Bild: Der Angeklagte al-Mahdi ist Sohn eines Religionsgelehrten aus einer Tuare…
Berlin taz | Kriegsverbrecher vor Gericht sehen selten furchteinflößend
aus. Ahmad al-Faqi al-Mahdi aus Mali macht keine Ausnahme, als er an diesem
Montag beim Internationalen Strafgerichtshof (ICC) in Den Haag das Wort
ergreift: Anzug und Brille, lange lockige tiefschwarze Haare und Bärtchen,
eher ein Gelehrter als ein Krieger.
Nur die äußerste Konzentration des Angeklagten verrät die Dimension, um die
es hier geht. Zum ersten Mal macht das Weltgericht einem Islamisten den
Prozess. Zum ersten Mal geht es in Den Haag um die Zerstörung von
Kulturgütern. Und zum ersten Mal bekennt sich ein Angeklagter des ICC zu
Prozessbeginn schuldig.
Al-Mahdi, laut Gericht „zwischen 30 und 40 Jahre alt“, leitete in Mali die
islamische Sittenpolizei in Timbuktu, als die mittelalterliche Weltstadt
Afrikas zwischen April 2012 und Januar 2013 von bewaffneten Islamisten
kontrolliert wurde. In dieser Funktion organisierte er die Zerstörung
historischer Gebäude der Stadt.
Die Zerstörungsorgie mit Hacken und Bulldozern zog sich vom 30. Juni bis
11. Juli 2012 hin und sorgte für weltweite Empörung: Schon am 13. Juli
forderte Malis Regierung den Internationalen Strafgerichtshof auf, sich des
Falles als mutmaßliches Kriegsverbrechen anzunehmen.

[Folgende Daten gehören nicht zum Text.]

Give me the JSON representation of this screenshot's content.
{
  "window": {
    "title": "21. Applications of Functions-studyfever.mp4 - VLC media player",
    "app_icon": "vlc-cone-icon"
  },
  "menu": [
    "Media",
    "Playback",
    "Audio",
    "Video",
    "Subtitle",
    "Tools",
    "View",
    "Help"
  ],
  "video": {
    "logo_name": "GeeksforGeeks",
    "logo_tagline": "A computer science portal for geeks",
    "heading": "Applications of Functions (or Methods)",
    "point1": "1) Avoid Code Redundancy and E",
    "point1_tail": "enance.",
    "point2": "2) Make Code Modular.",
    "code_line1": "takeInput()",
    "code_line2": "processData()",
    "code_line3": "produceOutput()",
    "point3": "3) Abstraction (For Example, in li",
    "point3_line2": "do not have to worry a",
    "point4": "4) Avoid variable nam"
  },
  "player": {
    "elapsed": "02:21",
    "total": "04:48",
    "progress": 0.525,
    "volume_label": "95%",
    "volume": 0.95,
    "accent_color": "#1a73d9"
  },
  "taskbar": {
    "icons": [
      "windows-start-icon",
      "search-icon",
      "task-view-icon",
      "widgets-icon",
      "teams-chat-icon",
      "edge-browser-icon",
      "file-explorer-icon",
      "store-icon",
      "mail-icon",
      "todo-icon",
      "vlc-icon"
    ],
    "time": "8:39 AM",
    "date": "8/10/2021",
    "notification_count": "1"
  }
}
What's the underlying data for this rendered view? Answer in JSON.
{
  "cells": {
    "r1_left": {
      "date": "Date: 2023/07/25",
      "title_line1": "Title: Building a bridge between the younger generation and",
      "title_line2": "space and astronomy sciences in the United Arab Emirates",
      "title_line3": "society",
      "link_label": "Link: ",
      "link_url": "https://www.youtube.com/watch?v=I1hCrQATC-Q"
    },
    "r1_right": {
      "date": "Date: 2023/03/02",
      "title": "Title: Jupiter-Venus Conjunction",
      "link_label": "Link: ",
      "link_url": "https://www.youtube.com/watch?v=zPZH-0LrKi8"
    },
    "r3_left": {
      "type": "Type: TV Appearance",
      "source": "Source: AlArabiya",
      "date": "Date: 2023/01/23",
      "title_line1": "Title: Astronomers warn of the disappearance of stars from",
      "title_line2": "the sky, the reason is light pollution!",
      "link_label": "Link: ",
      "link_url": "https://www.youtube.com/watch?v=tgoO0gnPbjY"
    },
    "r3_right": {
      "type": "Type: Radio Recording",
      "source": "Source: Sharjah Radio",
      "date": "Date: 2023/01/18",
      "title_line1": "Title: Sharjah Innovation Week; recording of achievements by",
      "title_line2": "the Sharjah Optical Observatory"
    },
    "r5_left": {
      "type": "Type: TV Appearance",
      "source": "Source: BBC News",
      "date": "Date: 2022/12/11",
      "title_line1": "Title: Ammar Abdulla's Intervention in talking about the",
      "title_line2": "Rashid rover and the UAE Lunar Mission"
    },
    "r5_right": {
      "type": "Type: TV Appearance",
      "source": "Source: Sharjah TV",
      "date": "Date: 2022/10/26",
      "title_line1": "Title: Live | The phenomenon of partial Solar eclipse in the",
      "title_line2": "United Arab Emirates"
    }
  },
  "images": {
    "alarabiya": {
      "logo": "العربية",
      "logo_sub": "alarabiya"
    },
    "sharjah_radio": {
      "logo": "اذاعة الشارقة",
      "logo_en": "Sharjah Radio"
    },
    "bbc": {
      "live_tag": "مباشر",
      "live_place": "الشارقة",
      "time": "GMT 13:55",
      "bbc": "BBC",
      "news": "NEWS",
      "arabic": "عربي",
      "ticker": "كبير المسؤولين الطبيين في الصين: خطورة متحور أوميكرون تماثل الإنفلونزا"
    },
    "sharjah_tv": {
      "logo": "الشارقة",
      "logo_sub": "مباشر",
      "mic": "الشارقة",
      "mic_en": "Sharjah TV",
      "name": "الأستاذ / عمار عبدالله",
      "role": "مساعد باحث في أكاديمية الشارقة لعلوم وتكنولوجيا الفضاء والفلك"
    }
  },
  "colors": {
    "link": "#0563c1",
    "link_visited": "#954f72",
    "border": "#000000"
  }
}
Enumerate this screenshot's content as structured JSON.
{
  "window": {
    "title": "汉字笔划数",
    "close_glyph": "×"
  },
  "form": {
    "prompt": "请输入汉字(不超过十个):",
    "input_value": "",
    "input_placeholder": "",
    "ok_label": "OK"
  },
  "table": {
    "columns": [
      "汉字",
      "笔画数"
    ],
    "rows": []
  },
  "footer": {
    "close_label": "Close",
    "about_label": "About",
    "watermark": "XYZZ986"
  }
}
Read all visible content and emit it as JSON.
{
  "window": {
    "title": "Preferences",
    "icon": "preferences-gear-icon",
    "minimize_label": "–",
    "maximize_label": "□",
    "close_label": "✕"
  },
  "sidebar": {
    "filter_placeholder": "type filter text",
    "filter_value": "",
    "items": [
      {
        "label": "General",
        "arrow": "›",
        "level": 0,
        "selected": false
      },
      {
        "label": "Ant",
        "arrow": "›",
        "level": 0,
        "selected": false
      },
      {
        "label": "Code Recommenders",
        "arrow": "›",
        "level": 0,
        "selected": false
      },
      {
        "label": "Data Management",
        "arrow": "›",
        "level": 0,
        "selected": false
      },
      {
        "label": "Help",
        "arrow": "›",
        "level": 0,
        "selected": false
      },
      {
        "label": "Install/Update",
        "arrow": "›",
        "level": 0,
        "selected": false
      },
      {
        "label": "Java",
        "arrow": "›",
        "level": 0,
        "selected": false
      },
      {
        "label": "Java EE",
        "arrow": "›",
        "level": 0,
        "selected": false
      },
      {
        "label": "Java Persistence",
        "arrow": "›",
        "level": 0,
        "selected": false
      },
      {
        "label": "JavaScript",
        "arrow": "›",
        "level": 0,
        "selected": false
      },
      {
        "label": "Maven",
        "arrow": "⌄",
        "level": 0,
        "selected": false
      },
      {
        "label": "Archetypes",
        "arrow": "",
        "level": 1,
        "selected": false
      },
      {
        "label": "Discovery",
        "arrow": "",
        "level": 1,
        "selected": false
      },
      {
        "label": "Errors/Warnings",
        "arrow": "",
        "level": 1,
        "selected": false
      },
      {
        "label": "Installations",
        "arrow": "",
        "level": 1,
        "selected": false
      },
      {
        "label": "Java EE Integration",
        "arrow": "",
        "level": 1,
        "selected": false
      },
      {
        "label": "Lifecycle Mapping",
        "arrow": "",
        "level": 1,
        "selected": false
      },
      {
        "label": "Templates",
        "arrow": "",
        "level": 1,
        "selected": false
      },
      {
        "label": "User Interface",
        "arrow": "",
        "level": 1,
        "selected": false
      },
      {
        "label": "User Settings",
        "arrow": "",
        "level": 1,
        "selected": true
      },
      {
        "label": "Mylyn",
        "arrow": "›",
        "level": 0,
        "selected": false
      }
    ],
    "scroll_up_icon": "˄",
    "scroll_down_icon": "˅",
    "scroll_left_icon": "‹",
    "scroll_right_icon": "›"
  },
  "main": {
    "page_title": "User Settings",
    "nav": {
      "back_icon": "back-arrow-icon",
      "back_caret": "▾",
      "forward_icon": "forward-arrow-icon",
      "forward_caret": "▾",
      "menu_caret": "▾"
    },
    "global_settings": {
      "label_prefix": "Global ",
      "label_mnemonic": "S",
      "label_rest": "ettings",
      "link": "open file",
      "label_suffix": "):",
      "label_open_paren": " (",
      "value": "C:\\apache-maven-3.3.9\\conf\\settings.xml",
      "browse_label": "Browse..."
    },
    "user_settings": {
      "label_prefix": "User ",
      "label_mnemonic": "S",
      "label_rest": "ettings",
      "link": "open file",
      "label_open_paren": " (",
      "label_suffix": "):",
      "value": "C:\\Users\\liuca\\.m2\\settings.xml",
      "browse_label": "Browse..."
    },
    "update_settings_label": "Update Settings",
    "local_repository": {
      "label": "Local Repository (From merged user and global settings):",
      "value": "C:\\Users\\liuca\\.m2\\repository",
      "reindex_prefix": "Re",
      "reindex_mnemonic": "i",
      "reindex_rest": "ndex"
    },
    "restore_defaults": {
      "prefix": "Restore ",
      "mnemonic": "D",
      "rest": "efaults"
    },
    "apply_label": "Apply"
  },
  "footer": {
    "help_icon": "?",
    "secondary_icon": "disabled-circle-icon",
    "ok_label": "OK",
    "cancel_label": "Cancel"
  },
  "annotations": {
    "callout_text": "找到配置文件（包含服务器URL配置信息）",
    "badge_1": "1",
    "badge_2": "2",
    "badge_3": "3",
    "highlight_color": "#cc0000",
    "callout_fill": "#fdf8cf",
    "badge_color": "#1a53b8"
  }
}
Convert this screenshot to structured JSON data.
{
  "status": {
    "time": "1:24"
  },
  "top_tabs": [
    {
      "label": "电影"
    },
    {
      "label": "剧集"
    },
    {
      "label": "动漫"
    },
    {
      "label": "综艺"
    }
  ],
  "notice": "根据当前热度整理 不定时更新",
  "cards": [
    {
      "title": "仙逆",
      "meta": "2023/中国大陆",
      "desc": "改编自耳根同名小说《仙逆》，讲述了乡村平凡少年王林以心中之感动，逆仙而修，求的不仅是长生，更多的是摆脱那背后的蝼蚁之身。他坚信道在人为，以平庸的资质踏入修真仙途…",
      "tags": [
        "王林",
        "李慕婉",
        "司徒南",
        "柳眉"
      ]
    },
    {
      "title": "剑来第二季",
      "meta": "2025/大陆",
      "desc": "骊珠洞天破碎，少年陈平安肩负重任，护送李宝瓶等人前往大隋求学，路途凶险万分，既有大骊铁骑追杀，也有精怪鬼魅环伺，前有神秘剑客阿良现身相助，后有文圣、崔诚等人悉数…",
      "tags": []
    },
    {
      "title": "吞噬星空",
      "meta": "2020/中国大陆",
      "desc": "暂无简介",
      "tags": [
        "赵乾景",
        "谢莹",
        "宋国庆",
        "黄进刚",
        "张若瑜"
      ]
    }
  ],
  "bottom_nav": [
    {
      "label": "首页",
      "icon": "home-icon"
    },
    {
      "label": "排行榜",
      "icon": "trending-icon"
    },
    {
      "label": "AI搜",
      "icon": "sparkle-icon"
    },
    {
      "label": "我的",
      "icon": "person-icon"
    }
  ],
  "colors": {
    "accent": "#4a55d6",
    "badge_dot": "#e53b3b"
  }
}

## Symbol dumpfer Kulturfeindlichkeit
Timbuktu ist Weltkulturerbe. Im Mittelalter war es eine der bedeutendsten
Städte der Sahara-Region, wo sich arabische und afrikanische Kulturen
begegneten. Seine Altstadt aus uralten Lehmgebäuden ist einzigartig, seine
jahrhundertealten Manuskriptsammlungen im Besitz von Gelehrtenfamilien
unersetzlich.
2012 aber wurde Timbuktu zum Symbol der dumpfen Kulturfeindlichkeit der von
Algeriern und Mauretaniern geführten „Al-Qaida im Islamischen Maghreb“
(AQMI) und der malischen Islamistengruppe Ansar Dine, die gemeinsam im
Norden Malis ihre fundamentalistische Interpretation des islamischen Rechts
auslebten: Die alten Familiengräber, die Sufi-Friedhöfe und die Verehrung
von Heiligen waren plötzlich auszumerzende Idolatrie, Musik wurde verboten
und Malis Frauen durften sich nicht mehr normal kleiden. Erst mit
Frankreichs Militärintervention Anfang 2013 wurde der Islamistenstaat in
Nord-Mali zerschlagen.
Al-Mahdi kannte sich aus. Er ist Sohn eines Religionsgelehrten aus einer
alteingesessenen Tuareg-Familie aus Timbuktu. Als die Islamisten Ende März
2012 Nord-Mali eroberten, im Windschatten einer Tuareg-Rebellion zur
Gründung eines eigenen Staates, brachte er erst seine Familie in Sicherheit
und kehrte dann in die Stadt zurück.
Der neue Gouverneur von Timbuktu, der algerische AQMI-Führer Abu Zeid, bat
ihn, eine religiöse Sittenpolizei zu gründen, die „Hesbah“. Sie war
zunächst für die Ausführung von Urteilen des neuen islamischen Gerichts von
Timbuktu zuständig. Dann, ab Juni, ging es um die kulturelle „Säuberung“
der Stadt.
## Al-Mahdi war direkt beteiligt
Die Islamisten rührten nicht an Timbuktus prächtige Moscheen – die
brauchten sie selbst. Es ging ihnen um die alten Grabstätten und Timbuktus
Sufi-Tradition der Heiligenverehrung – nicht umsonst heißt Timbuktu auch
die „Stadt der 333 Heiligen“, für den aufrechten fanatischen Islamisten
eine Unsitte. Erst wurde die Bevölkerung aufgefordert, mit der
Totenverehrung aufzuhören. Dann beauftragte die Führung des Emirats die
Hesbah, die Mausoleen zu zerstören.
„Al-Mahdi war direkt und persönlich an jedem Stadium der (teilweisen)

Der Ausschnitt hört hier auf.